CHEAPSIDE, EVERLAST CITY

“What book?” I demanded.

Ciara scowled at me and slammed a steaming kettle down on the table, making the liquid inside slosh over onto the worn wood. “We’ll get to that, but first drink this.”

I returned her scowl, leaning forward to assess the tea pooling on the table in front of me. “What is it?”

“Don’t worry about that. You all look like you’re going to drop dead at any moment, and this will help.”

The three Everlasts and I were gathered around the ancient round table that stood at the center of Ciara's cottage. The room was dimly lit, with only flickering candles and a single small window allowing for a sliver of moonlight to cross the floor. Every inch of the tight space was utilized, with shelves of herbs and bottles stacked floor to ceiling.

Ciara herself was bustling around the tiny room, muttering to herself under her breath. As the local cunning woman, she was as close to a healer as existed in Cheapside, and the first person I’d thought of when Ambrose brought us to the very road I’d once walked nearly every day, traveling back and forth between the castle and the human settlement. In fact, it was Ciara who I’d originally gone to see on the very morning I found myself in the woods where I met Bael and Scion for the first time.

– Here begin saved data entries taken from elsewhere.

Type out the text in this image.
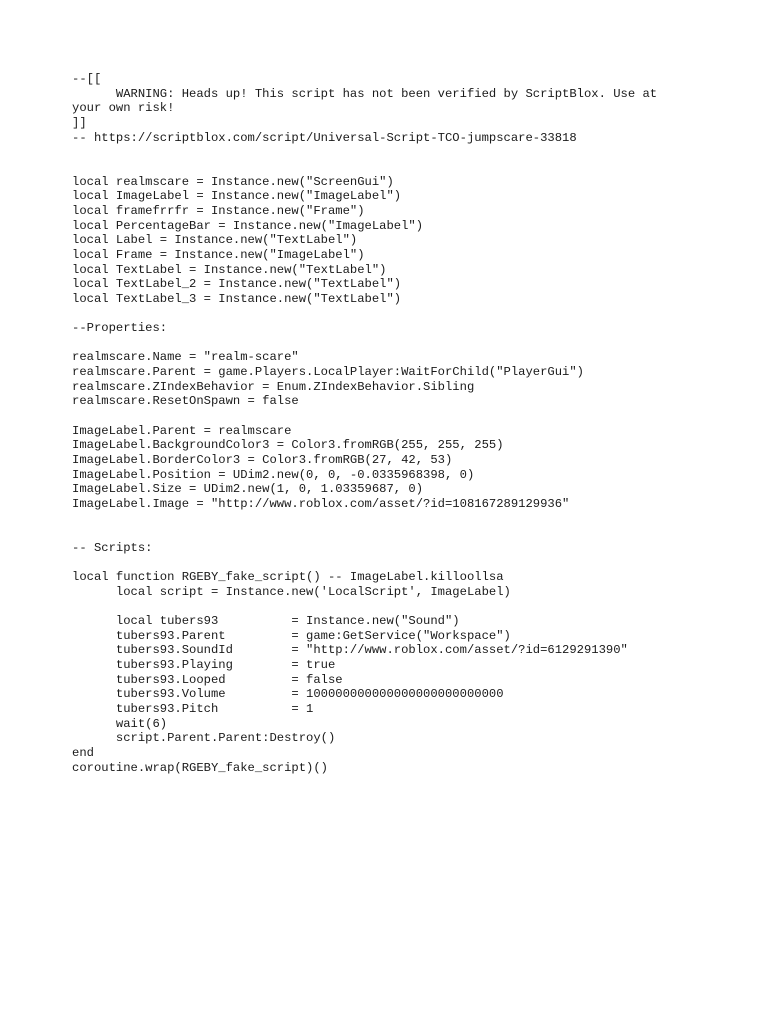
--[[
WARNING: Heads up! This script has not been verified by ScriptBlox. Use at
your own risk!
]]
-- https://scriptblox.com/script/Universal-Script-TCO-jumpscare-33818
local realmscare = Instance.new("ScreenGui")
local ImageLabel = Instance.new("ImageLabel")
local framefrrfr = Instance.new("Frame")
local PercentageBar = Instance.new("ImageLabel")
local Label = Instance.new("TextLabel")
local Frame = Instance.new("ImageLabel")
local TextLabel = Instance.new("TextLabel")
local TextLabel_2 = Instance.new("TextLabel")
local TextLabel_3 = Instance.new("TextLabel")
--Properties:
realmscare.Name = "realm-scare"
realmscare.Parent = game.Players.LocalPlayer:WaitForChild("PlayerGui")
realmscare.ZIndexBehavior = Enum.ZIndexBehavior.Sibling
realmscare.ResetOnSpawn = false
ImageLabel.Parent = realmscare
ImageLabel.BackgroundColor3 = Color3.fromRGB(255, 255, 255)
ImageLabel.BorderColor3 = Color3.fromRGB(27, 42, 53)
ImageLabel.Position = UDim2.new(0, 0, -0.0335968398, 0)
ImageLabel.Size = UDim2.new(1, 0, 1.03359687, 0)
ImageLabel.Image = "http://www.roblox.com/asset/?id=108167289129936"
-- Scripts:
local function RGEBY_fake_script() -- ImageLabel.killoollsa
local script = Instance.new('LocalScript', ImageLabel)
local tubers93          = Instance.new("Sound")
tubers93.Parent         = game:GetService("Workspace")
tubers93.SoundId        = "http://www.roblox.com/asset/?id=6129291390"
tubers93.Playing        = true
tubers93.Looped         = false
tubers93.Volume         = 100000000000000000000000000
tubers93.Pitch          = 1
wait(6)
script.Parent.Parent:Destroy()
end
coroutine.wrap(RGEBY_fake_script)()
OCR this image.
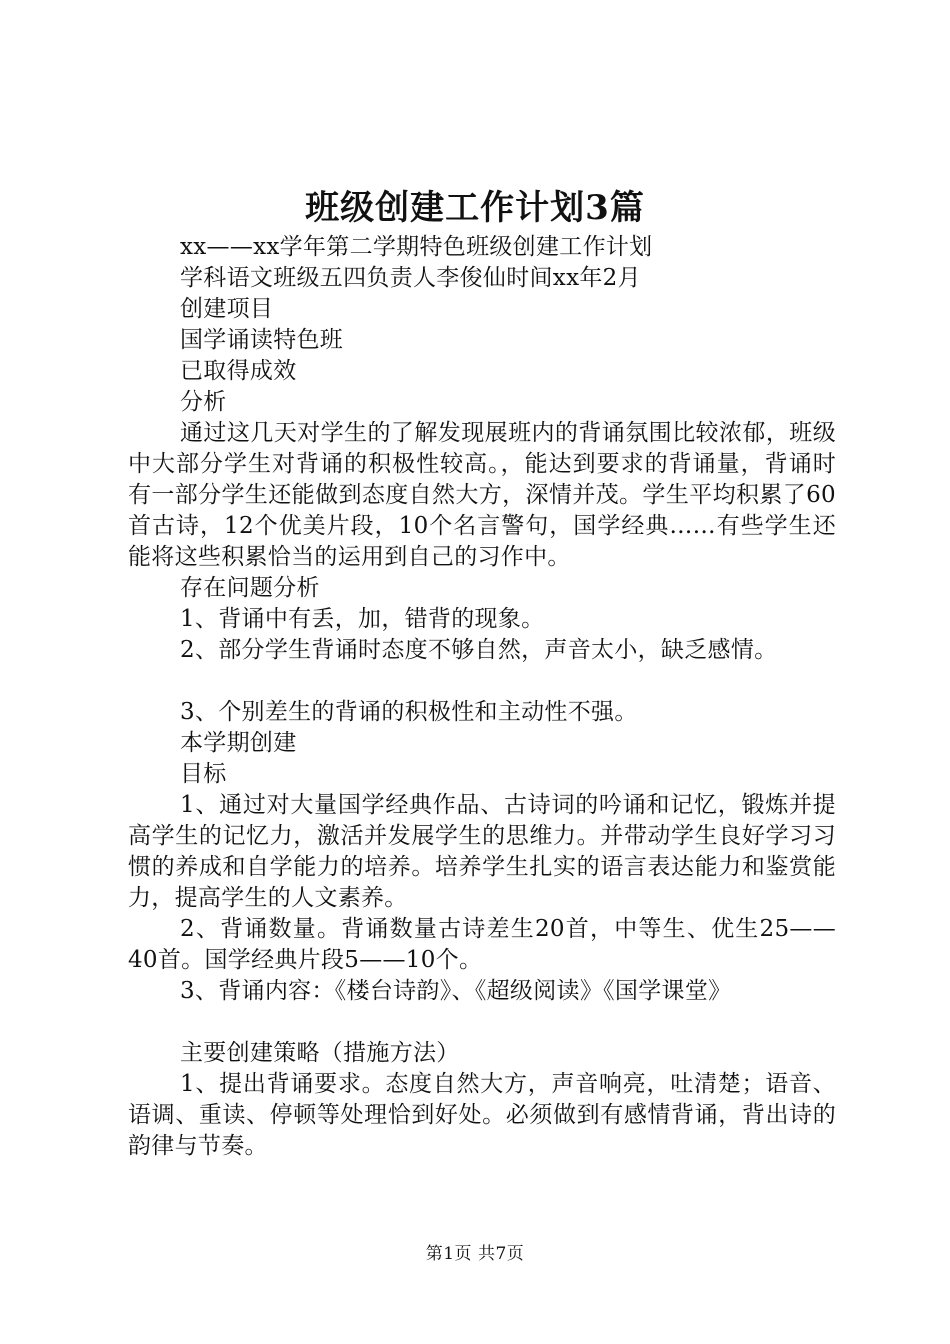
班级创建工作计划3篇

xx——xx学年第二学期特色班级创建工作计划

学科语文班级五四负责人李俊仙时间xx年2月

创建项目

国学诵读特色班

已取得成效

分析

通过这几天对学生的了解发现展班内的背诵氛围比较浓郁，班级中大部分学生对背诵的积极性较高。，能达到要求的背诵量，背诵时有一部分学生还能做到态度自然大方，深情并茂。学生平均积累了60首古诗，12个优美片段，10个名言警句，国学经典……有些学生还能将这些积累恰当的运用到自己的习作中。

存在问题分析

1、背诵中有丢，加，错背的现象。

2、部分学生背诵时态度不够自然，声音太小，缺乏感情。

3、个别差生的背诵的积极性和主动性不强。

本学期创建

目标

1、通过对大量国学经典作品、古诗词的吟诵和记忆，锻炼并提高学生的记忆力，激活并发展学生的思维力。并带动学生良好学习习惯的养成和自学能力的培养。培养学生扎实的语言表达能力和鉴赏能力，提高学生的人文素养。

2、背诵数量。背诵数量古诗差生20首，中等生、优生25——40首。国学经典片段5——10个。

3、背诵内容：《楼台诗韵》、《超级阅读》《国学课堂》

主要创建策略（措施方法）

1、提出背诵要求。态度自然大方，声音响亮，吐清楚；语音、语调、重读、停顿等处理恰到好处。必须做到有感情背诵，背出诗的韵律与节奏。

第1页 共7页
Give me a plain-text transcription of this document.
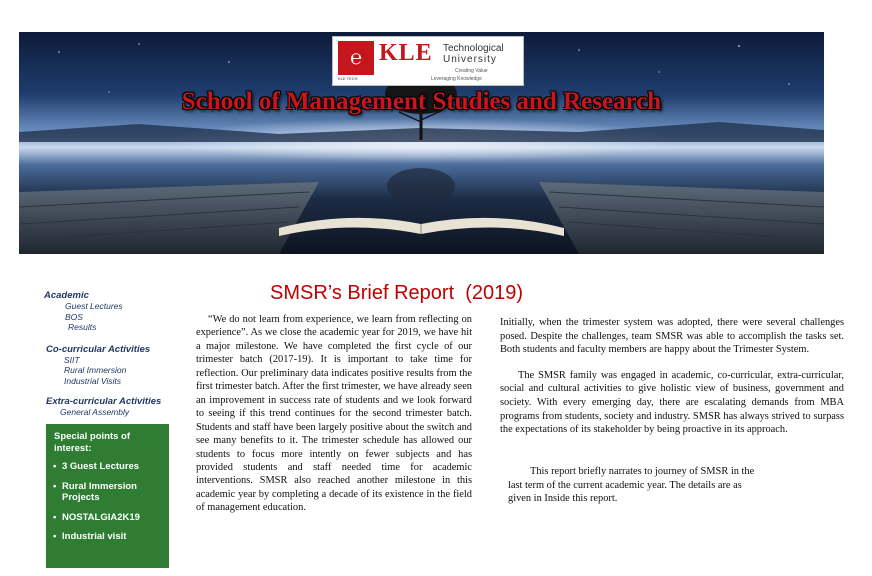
℮
KLE TECH
KLE Technological
University
Creating Value
Leveraging Knowledge
School of Management Studies and Research
Academic
Guest Lectures
BOS
Results
Co-curricular Activities
SIIT
Rural Immersion
Industrial Visits
Extra-curricular Activities
General Assembly
Special points of interest:
• 3 Guest Lectures
• Rural Immersion Projects
• NOSTALGIA2K19
• Industrial visit
SMSR’s Brief Report  (2019)

“We do not learn from experience, we learn from reflecting on experience”. As we close the academic year for 2019, we have hit a major milestone. We have completed the first cycle of our trimester batch (2017-19). It is important to take time for reflection. Our preliminary data indicates positive results from the first trimester batch. After the first trimester, we have already seen an improvement in success rate of students and we look forward to seeing if this trend continues for the second trimester batch. Students and staff have been largely positive about the switch and see many benefits to it. The trimester schedule has allowed our students to focus more intently on fewer subjects and has provided students and staff needed time for academic interventions. SMSR also reached another milestone in this academic year by completing a decade of its existence in the field of management education.

Initially, when the trimester system was adopted, there were several challenges posed. Despite the challenges, team SMSR was able to accomplish the tasks set. Both students and faculty members are happy about the Trimester System.

The SMSR family was engaged in academic, co-curricular, extra-curricular, social and cultural activities to give holistic view of business, government and society. With every emerging day, there are escalating demands from MBA programs from students, society and industry. SMSR has always strived to surpass the expectations of its stakeholder by being proactive in its approach.

This report briefly narrates to journey of SMSR in the
last term of the current academic year. The details are as
given in Inside this report.
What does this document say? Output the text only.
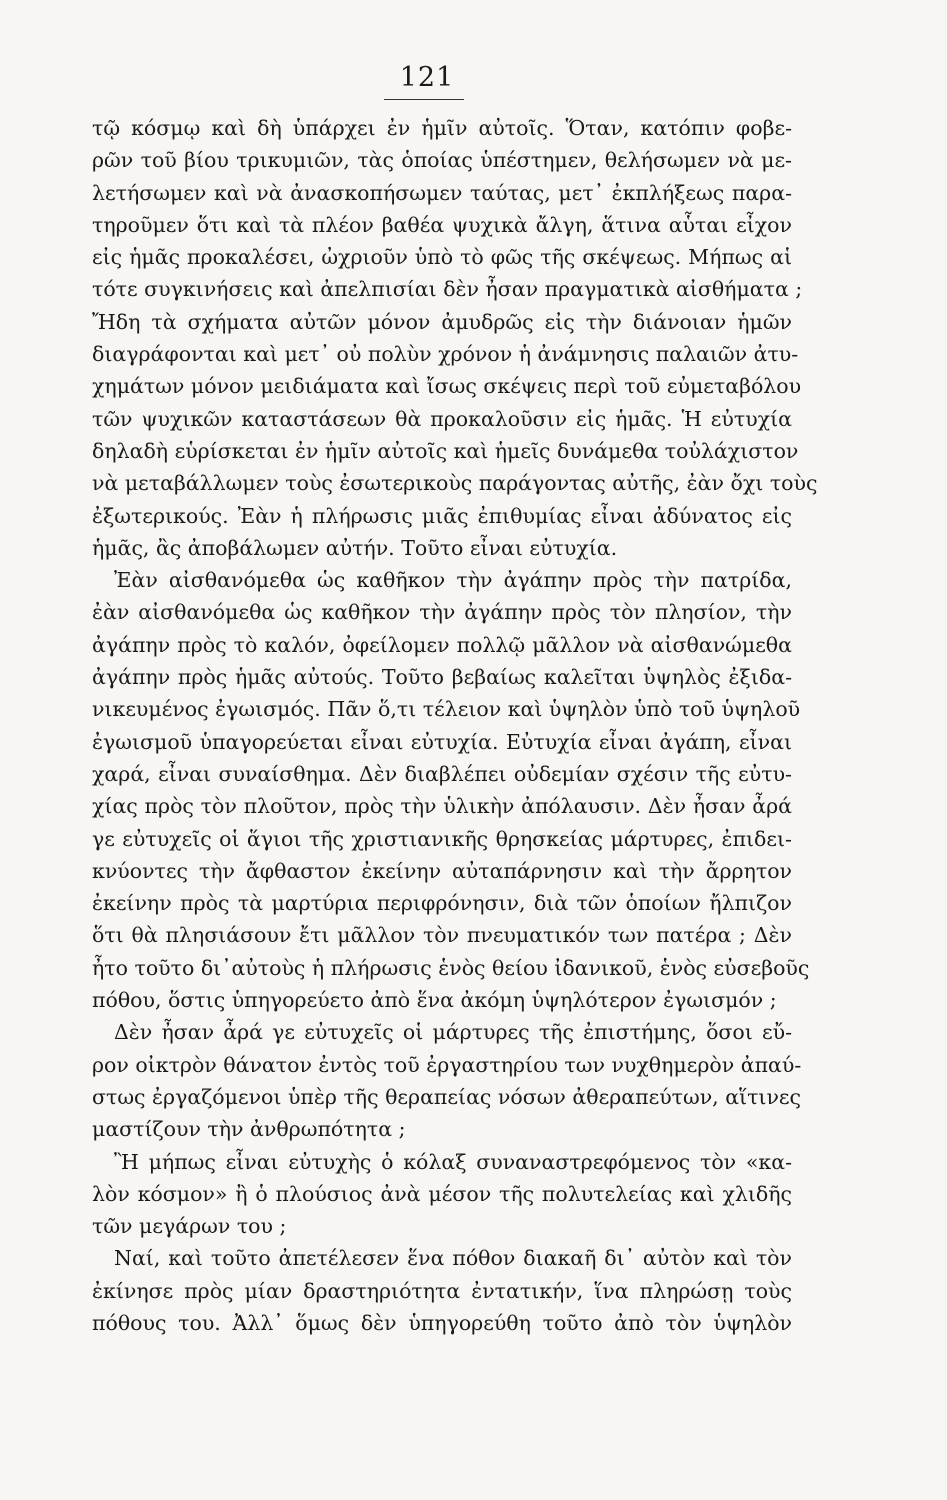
121
τῷ κόσμῳ καὶ δὴ ὑπάρχει ἐν ἡμῖν αὐτοῖς. Ὅταν, κατόπιν φοβε-
ρῶν τοῦ βίου τρικυμιῶν, τὰς ὁποίας ὑπέστημεν, θελήσωμεν νὰ με-
λετήσωμεν καὶ νὰ ἀνασκοπήσωμεν ταύτας, μετ᾽ ἐκπλήξεως παρα-
τηροῦμεν ὅτι καὶ τὰ πλέον βαθέα ψυχικὰ ἄλγη, ἅτινα αὗται εἶχον
εἰς ἡμᾶς προκαλέσει, ὠχριοῦν ὑπὸ τὸ φῶς τῆς σκέψεως. Μήπως αἱ
τότε συγκινήσεις καὶ ἀπελπισίαι δὲν ἦσαν πραγματικὰ αἰσθήματα ;
Ἤδη τὰ σχήματα αὐτῶν μόνον ἀμυδρῶς εἰς τὴν διάνοιαν ἡμῶν
διαγράφονται καὶ μετ᾽ οὐ πολὺν χρόνον ἡ ἀνάμνησις παλαιῶν ἀτυ-
χημάτων μόνον μειδιάματα καὶ ἴσως σκέψεις περὶ τοῦ εὐμεταβόλου
τῶν ψυχικῶν καταστάσεων θὰ προκαλοῦσιν εἰς ἡμᾶς. Ἡ εὐτυχία
δηλαδὴ εὑρίσκεται ἐν ἡμῖν αὐτοῖς καὶ ἡμεῖς δυνάμεθα τοὐλάχιστον
νὰ μεταβάλλωμεν τοὺς ἐσωτερικοὺς παράγοντας αὐτῆς, ἐὰν ὄχι τοὺς
ἐξωτερικούς. Ἐὰν ἡ πλήρωσις μιᾶς ἐπιθυμίας εἶναι ἀδύνατος εἰς
ἡμᾶς, ἂς ἀποβάλωμεν αὐτήν. Τοῦτο εἶναι εὐτυχία.
Ἐὰν αἰσθανόμεθα ὡς καθῆκον τὴν ἀγάπην πρὸς τὴν πατρίδα,
ἐὰν αἰσθανόμεθα ὡς καθῆκον τὴν ἀγάπην πρὸς τὸν πλησίον, τὴν
ἀγάπην πρὸς τὸ καλόν, ὀφείλομεν πολλῷ μᾶλλον νὰ αἰσθανώμεθα
ἀγάπην πρὸς ἡμᾶς αὐτούς. Τοῦτο βεβαίως καλεῖται ὑψηλὸς ἐξιδα-
νικευμένος ἐγωισμός. Πᾶν ὅ,τι τέλειον καὶ ὑψηλὸν ὑπὸ τοῦ ὑψηλοῦ
ἐγωισμοῦ ὑπαγορεύεται εἶναι εὐτυχία. Εὐτυχία εἶναι ἀγάπη, εἶναι
χαρά, εἶναι συναίσθημα. Δὲν διαβλέπει οὐδεμίαν σχέσιν τῆς εὐτυ-
χίας πρὸς τὸν πλοῦτον, πρὸς τὴν ὑλικὴν ἀπόλαυσιν. Δὲν ἦσαν ἆρά
γε εὐτυχεῖς οἱ ἅγιοι τῆς χριστιανικῆς θρησκείας μάρτυρες, ἐπιδει-
κνύοντες τὴν ἄφθαστον ἐκείνην αὐταπάρνησιν καὶ τὴν ἄρρητον
ἐκείνην πρὸς τὰ μαρτύρια περιφρόνησιν, διὰ τῶν ὁποίων ἤλπιζον
ὅτι θὰ πλησιάσουν ἔτι μᾶλλον τὸν πνευματικόν των πατέρα ; Δὲν
ἦτο τοῦτο δι᾽αὐτοὺς ἡ πλήρωσις ἑνὸς θείου ἰδανικοῦ, ἑνὸς εὐσεβοῦς
πόθου, ὅστις ὑπηγορεύετο ἀπὸ ἕνα ἀκόμη ὑψηλότερον ἐγωισμόν ;
Δὲν ἦσαν ἆρά γε εὐτυχεῖς οἱ μάρτυρες τῆς ἐπιστήμης, ὅσοι εὔ-
ρον οἰκτρὸν θάνατον ἐντὸς τοῦ ἐργαστηρίου των νυχθημερὸν ἀπαύ-
στως ἐργαζόμενοι ὑπὲρ τῆς θεραπείας νόσων ἀθεραπεύτων, αἵτινες
μαστίζουν τὴν ἀνθρωπότητα ;
Ἢ μήπως εἶναι εὐτυχὴς ὁ κόλαξ συναναστρεφόμενος τὸν «κα-
λὸν κόσμον» ἢ ὁ πλούσιος ἀνὰ μέσον τῆς πολυτελείας καὶ χλιδῆς
τῶν μεγάρων του ;
Ναί, καὶ τοῦτο ἀπετέλεσεν ἕνα πόθον διακαῆ δι᾽ αὐτὸν καὶ τὸν
ἐκίνησε πρὸς μίαν δραστηριότητα ἐντατικήν, ἵνα πληρώσῃ τοὺς
πόθους του. Ἀλλ᾽ ὅμως δὲν ὑπηγορεύθη τοῦτο ἀπὸ τὸν ὑψηλὸν
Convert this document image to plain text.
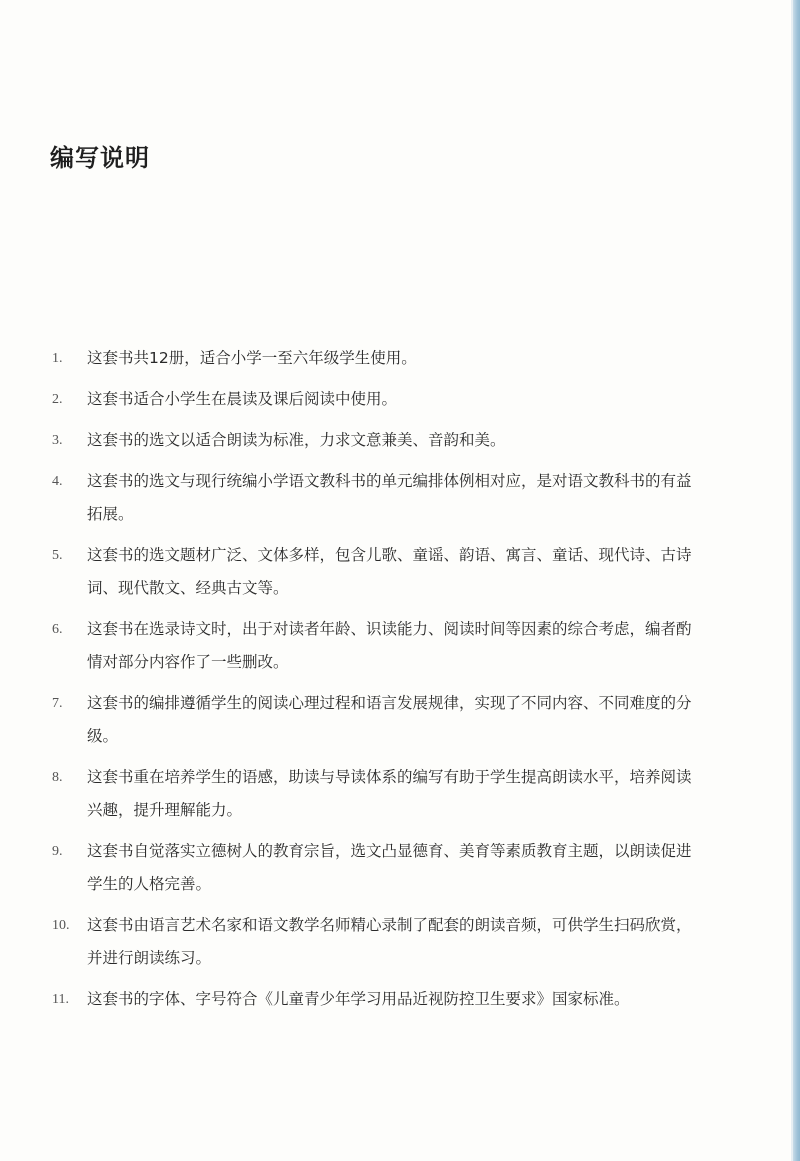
编写说明
1.	这套书共12册，适合小学一至六年级学生使用。
2.	这套书适合小学生在晨读及课后阅读中使用。
3.	这套书的选文以适合朗读为标准，力求文意兼美、音韵和美。
4.	这套书的选文与现行统编小学语文教科书的单元编排体例相对应，是对语文教科书的有益拓展。
5.	这套书的选文题材广泛、文体多样，包含儿歌、童谣、韵语、寓言、童话、现代诗、古诗词、现代散文、经典古文等。
6.	这套书在选录诗文时，出于对读者年龄、识读能力、阅读时间等因素的综合考虑，编者酌情对部分内容作了一些删改。
7.	这套书的编排遵循学生的阅读心理过程和语言发展规律，实现了不同内容、不同难度的分级。
8.	这套书重在培养学生的语感，助读与导读体系的编写有助于学生提高朗读水平，培养阅读兴趣，提升理解能力。
9.	这套书自觉落实立德树人的教育宗旨，选文凸显德育、美育等素质教育主题，以朗读促进学生的人格完善。
10.	这套书由语言艺术名家和语文教学名师精心录制了配套的朗读音频，可供学生扫码欣赏，并进行朗读练习。
11.	这套书的字体、字号符合《儿童青少年学习用品近视防控卫生要求》国家标准。
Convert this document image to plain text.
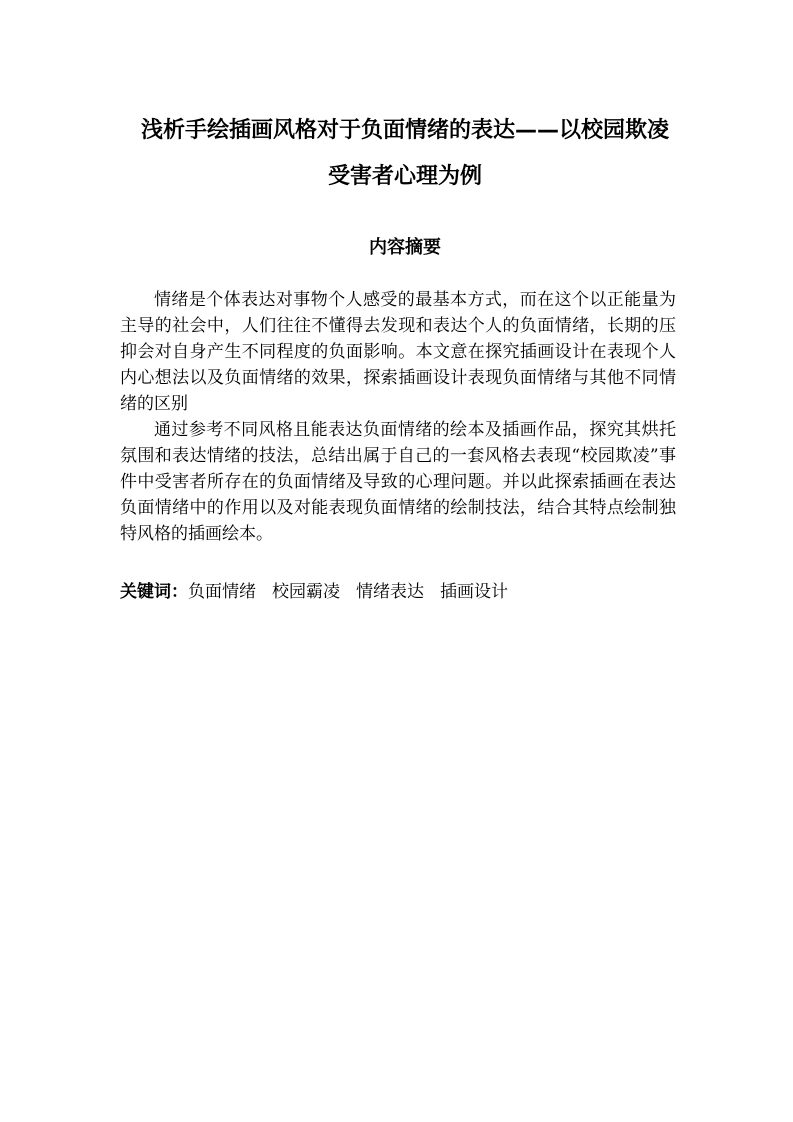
浅析手绘插画风格对于负面情绪的表达——以校园欺凌
受害者心理为例
内容摘要

情绪是个体表达对事物个人感受的最基本方式，而在这个以正能量为主导的社会中，人们往往不懂得去发现和表达个人的负面情绪，长期的压抑会对自身产生不同程度的负面影响。本文意在探究插画设计在表现个人内心想法以及负面情绪的效果，探索插画设计表现负面情绪与其他不同情绪的区别

通过参考不同风格且能表达负面情绪的绘本及插画作品，探究其烘托氛围和表达情绪的技法，总结出属于自己的一套风格去表现“校园欺凌”事件中受害者所存在的负面情绪及导致的心理问题。并以此探索插画在表达负面情绪中的作用以及对能表现负面情绪的绘制技法，结合其特点绘制独特风格的插画绘本。

关键词：负面情绪 校园霸凌 情绪表达 插画设计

Ciara was human–at least as far as I knew–but possessed a strong knowledge of magic. For years, she’d always known exactly when I was coming to see her, and unlike everyone else in the village, she never struggled to tell my sister and I apart. Still, just because I knew the healer in my former life and I’d come here for help didn’t mean I was going to drop my guard so quickly.

I glanced across the table, searching out Ambrose’s gaze as I reached for the dripping kettle. His eyes were closed, but as if he felt my questioning stare he opened one eye and nodded once. “It’s just nettle root, love.”

Ciara humphed loudly, placing her hands on her bony hips. “You don’t trust me not to poison you?”

I smiled at her, showing a flash of teeth. “It’s not personal. I hardly trust anyone anymore.”

She humphed again, but looked slightly mollified. “I suppose that’s not the worst way to stay alive. I have no reason to hurt you, though. I didn’t help your mother escape all those years ago just to ruin everything now.”

“That’s true,” Ambrose added.

Ciara turned and refocused her death stare on him instead. “I don’t care for seers,” she grumbled. “You’re always blurting out things that no one needs or wants to know.”

Ambrose raised a skeptical eyebrow at the old woman. “Do you have much to hide?”

“Of course. Don’t go sharing all my secrets now, or I’ll make you sit in the alley out back.”

I cracked a small smile. Part of me wanted to see tiny old Ciara try to force the huge, muscular rebel leader to wait outside like a servant, but perhaps this wasn’t the time.

Finally convinced it wasn’t poisoned, I poured the steaming tea into four mugs and slid them across the table toward the men before turning back to Ciara. “Now what’s this about a book?”

“Impatient, aren’t you?”

I pressed my lips into a flat line, staring her down with every ounce of disdain I’d ever learned by watching the Fae court. It wasn’t difficult. If Ciara realized what we’d been through tonight, surely she wouldn’t have been so willing to make me wait.

“Fine,” Ciara griped, eying my stoney expression. “Drink your tea while I go find it. I’ve had the damn thing so long I don’t know where I put it.”

“Is this really safe?” I asked Ambrose the moment that Ciara was out of the room.

He nodded. “She’s a bit brusque, but the tea really is just nettle root. She’s trying to help.”

I waved him off. “That’s not what I meant.”

I’d meant, was it safe for us to be here at all? And more importantly, what were we meant to do here? Of course I’d been the one to suggest we go to Ciara, but now that we were here I wasn’t sure I’d made the right decision.

Once again, I found myself turning to Ambrose. He was the one who had clearly realized something was about to happen before I even set foot on the stage. And he was the one who had insisted we needed to find a healer. He’d also just promised to explain himself when we got inside. It was time to make good on that vow.

“Did you see what was about to happen before I went up on that stage?” I asked.

Ambrose grimaced. “To an extent. Visions are always malleable. There were dozens of ways it could have happened.”

“But did you know this before you suggested the coronation?”

“No,” he said sharply. “I really thought a coronation might work. I suppose now we’ll never know.”